Why is Your Work Comp Policy Audited
A worker’s compensation policy, unlike property or auto, is based upon your best guess for payroll. If you’re a business and you insure a building, we know exactly what that building value is and what the rate is for it. With worker’s compensation, the value isn’t really known until the end of a policy. This is why, at the end of a 12-month policy term the insurance policy sends out a third-party firm to get a clearer picture of the true value of the policy.
A work comp review is the assessment or audit of the books or records of a policyholder, to determine what the exact amount of the workers compensation premium should be.
Sometimes, if the estimation was low on payroll and your true payroll came out higher, your company will receive a bill for the difference. If you estimated high on the payroll, and your actual payroll was less than the estimation, you will receive a refund back.
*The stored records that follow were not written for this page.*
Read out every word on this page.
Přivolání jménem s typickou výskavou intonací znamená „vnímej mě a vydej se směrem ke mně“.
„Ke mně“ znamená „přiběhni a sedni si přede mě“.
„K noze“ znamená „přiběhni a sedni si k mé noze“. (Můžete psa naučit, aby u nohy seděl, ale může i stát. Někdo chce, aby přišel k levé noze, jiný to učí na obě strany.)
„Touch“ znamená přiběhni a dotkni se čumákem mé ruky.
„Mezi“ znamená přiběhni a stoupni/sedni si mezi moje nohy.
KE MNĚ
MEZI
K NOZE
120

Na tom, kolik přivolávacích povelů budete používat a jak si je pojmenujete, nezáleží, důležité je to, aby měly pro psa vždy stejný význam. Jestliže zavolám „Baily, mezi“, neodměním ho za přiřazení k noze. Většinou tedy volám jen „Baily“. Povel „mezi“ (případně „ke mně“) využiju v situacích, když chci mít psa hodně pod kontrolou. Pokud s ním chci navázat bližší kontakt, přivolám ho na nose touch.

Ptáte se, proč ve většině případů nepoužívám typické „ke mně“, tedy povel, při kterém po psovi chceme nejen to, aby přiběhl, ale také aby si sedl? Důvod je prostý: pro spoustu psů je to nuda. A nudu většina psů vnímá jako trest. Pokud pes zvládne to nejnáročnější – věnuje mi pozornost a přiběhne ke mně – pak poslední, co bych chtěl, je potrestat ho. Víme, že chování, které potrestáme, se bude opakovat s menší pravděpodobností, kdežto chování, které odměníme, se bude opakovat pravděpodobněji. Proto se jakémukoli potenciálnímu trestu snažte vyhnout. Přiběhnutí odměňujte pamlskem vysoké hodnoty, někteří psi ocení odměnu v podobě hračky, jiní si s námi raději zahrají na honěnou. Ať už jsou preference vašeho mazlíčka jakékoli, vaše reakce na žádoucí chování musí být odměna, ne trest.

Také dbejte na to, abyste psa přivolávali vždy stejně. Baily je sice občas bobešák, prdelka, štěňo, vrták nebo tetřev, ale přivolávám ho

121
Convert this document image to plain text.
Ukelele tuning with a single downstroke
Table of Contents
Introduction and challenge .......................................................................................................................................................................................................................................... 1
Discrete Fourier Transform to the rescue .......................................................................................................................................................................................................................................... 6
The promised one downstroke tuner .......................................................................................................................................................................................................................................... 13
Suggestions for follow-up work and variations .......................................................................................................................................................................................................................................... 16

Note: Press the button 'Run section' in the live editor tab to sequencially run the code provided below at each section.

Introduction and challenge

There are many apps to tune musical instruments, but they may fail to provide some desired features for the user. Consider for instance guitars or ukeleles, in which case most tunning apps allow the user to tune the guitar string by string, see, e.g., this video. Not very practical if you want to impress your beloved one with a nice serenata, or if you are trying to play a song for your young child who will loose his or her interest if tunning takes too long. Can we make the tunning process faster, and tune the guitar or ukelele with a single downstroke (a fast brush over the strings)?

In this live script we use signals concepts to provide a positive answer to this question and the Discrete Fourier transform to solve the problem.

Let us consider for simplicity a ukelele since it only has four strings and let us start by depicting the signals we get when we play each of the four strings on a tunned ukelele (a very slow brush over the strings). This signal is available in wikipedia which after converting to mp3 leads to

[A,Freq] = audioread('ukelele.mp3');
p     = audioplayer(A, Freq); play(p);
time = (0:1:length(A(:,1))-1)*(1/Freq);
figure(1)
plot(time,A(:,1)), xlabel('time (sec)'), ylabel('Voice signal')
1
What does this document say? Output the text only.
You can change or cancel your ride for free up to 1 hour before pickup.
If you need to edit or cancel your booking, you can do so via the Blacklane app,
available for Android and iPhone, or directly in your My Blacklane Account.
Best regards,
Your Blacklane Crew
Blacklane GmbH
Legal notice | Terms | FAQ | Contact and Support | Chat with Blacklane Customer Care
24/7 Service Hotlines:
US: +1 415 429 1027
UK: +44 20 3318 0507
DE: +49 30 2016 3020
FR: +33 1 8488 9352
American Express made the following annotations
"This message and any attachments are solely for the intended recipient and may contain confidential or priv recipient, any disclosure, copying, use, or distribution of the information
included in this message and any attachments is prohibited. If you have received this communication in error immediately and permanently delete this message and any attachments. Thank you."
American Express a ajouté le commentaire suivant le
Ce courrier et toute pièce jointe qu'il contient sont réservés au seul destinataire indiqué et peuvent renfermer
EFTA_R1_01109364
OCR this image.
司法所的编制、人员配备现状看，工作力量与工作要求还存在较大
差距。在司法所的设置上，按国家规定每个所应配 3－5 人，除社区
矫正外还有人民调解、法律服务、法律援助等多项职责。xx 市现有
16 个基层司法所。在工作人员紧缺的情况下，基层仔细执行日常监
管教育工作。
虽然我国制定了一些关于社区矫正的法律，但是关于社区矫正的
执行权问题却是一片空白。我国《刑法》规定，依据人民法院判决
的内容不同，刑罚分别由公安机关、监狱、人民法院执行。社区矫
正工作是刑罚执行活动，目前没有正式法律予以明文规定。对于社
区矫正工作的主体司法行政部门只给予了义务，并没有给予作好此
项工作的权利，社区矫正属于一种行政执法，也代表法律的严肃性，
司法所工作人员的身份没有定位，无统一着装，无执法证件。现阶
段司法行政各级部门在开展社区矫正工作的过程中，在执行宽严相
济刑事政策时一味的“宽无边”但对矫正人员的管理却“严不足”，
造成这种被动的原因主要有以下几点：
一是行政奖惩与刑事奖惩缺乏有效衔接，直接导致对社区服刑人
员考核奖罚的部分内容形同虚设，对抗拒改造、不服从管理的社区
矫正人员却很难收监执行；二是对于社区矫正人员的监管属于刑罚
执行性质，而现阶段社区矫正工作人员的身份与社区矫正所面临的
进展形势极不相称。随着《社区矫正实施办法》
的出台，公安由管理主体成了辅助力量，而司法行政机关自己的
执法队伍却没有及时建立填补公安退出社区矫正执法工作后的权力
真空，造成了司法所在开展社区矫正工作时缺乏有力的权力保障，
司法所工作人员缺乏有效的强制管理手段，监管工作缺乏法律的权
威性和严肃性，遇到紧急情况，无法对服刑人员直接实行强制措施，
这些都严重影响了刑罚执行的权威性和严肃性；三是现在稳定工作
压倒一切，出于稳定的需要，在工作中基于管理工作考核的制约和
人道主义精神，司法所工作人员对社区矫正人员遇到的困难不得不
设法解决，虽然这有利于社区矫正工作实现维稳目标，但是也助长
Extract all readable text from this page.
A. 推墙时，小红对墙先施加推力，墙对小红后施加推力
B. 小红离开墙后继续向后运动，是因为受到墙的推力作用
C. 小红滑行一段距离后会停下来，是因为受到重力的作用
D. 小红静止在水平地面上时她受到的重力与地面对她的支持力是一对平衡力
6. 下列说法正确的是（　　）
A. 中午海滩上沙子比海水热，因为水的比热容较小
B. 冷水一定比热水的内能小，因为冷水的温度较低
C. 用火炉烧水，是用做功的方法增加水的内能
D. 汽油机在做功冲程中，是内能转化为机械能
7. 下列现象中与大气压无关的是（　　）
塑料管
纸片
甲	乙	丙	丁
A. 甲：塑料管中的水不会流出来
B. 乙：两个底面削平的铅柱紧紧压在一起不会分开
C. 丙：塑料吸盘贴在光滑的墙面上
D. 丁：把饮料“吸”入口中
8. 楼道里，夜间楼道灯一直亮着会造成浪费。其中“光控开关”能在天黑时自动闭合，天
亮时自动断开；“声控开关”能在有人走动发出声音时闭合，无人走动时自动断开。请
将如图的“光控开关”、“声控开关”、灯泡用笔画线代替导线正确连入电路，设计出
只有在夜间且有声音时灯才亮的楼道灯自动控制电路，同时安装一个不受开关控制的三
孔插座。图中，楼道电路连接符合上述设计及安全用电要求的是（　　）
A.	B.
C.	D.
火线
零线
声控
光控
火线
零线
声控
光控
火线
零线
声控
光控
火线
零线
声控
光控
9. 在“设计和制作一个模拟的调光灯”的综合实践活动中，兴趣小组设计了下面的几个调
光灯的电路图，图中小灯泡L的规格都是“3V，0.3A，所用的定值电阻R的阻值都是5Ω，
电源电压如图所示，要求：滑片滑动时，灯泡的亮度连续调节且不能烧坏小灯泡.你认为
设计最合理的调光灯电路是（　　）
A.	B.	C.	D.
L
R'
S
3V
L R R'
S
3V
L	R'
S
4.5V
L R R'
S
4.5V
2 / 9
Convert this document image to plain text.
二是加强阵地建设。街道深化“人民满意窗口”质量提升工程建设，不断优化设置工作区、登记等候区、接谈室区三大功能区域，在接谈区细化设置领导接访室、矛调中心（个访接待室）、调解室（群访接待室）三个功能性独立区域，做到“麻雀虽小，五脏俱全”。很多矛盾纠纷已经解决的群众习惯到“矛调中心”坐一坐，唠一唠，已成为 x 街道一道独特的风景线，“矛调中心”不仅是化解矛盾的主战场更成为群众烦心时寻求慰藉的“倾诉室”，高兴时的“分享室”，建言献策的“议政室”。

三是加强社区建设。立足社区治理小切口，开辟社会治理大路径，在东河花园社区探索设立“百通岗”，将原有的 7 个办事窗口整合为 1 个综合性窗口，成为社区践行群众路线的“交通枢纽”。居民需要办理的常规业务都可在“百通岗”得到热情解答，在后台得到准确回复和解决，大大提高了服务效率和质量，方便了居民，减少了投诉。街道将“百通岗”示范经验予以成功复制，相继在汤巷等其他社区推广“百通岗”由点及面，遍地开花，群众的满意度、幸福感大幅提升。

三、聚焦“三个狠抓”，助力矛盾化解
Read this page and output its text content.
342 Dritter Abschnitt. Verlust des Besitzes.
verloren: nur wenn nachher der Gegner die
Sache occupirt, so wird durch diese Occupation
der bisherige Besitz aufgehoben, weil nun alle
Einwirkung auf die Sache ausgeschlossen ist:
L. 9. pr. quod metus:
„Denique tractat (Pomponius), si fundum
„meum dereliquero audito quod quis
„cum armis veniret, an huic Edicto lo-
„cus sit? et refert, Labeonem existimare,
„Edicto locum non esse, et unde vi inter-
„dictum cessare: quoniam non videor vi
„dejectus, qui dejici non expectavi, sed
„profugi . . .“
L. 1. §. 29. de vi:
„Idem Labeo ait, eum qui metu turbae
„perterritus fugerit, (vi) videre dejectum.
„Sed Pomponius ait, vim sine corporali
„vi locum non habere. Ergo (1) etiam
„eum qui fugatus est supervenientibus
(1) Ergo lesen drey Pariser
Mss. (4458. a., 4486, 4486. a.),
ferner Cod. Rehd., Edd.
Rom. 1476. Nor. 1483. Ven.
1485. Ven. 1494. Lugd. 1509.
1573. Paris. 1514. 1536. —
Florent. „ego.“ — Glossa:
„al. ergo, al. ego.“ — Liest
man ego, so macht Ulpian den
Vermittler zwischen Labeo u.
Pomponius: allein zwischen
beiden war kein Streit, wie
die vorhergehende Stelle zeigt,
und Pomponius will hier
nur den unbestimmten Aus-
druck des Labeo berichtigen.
The audit is in place to get true value out of each worker’s compensation policy to ensure you are not being overcharged, or undercharged for any policy.
When your initial rates are set for your worker’s compensation policy, they are based on your payroll, then multiplied by a rate quantifier. The premium you pay upfront is more like a retainer than a set amount. Your actual payroll can differ as the policy is in place, causing fluctuations in the total amount due.
Types of Audits
There are three ways a payroll audit can be conducted for your workers’ comp policy.
- Voluntary audit
- Nobody goes to the workplace. Rather, the insurance agency asks for all relevant finance information from the organization with a survey getting some information about representative activity obligations, barred subcontractors or proprietors, and generally business workplace safety plans.
- Physical audit
- Organizations in more dangerous ventures may discover the insurance agency needs to play out a physical review, which means they go to an organization’s place of business to audit records, see safety practices in action, and meet with workers.
- Payroll Integrated
- Some payroll administrations offer payroll incorporation with wrokers’ comp arrangements, paying and recalculating the premium as required each payroll interval, which diminishes a great deal of unforeseen modifications toward the finish of the approach time frame.
Preparing for an Audit
Before an audit is conducted you will receive a notification letter from your insurance provider. Understand that every business is audited and this is nothing to be alarmed about.
Reach out to your policy provider and ask what is expected of you. Make the process as simple as possible for them by providing any paperwork or forms they may ask for. You will also receive a business questionnaire in the mail that should be completed and returned.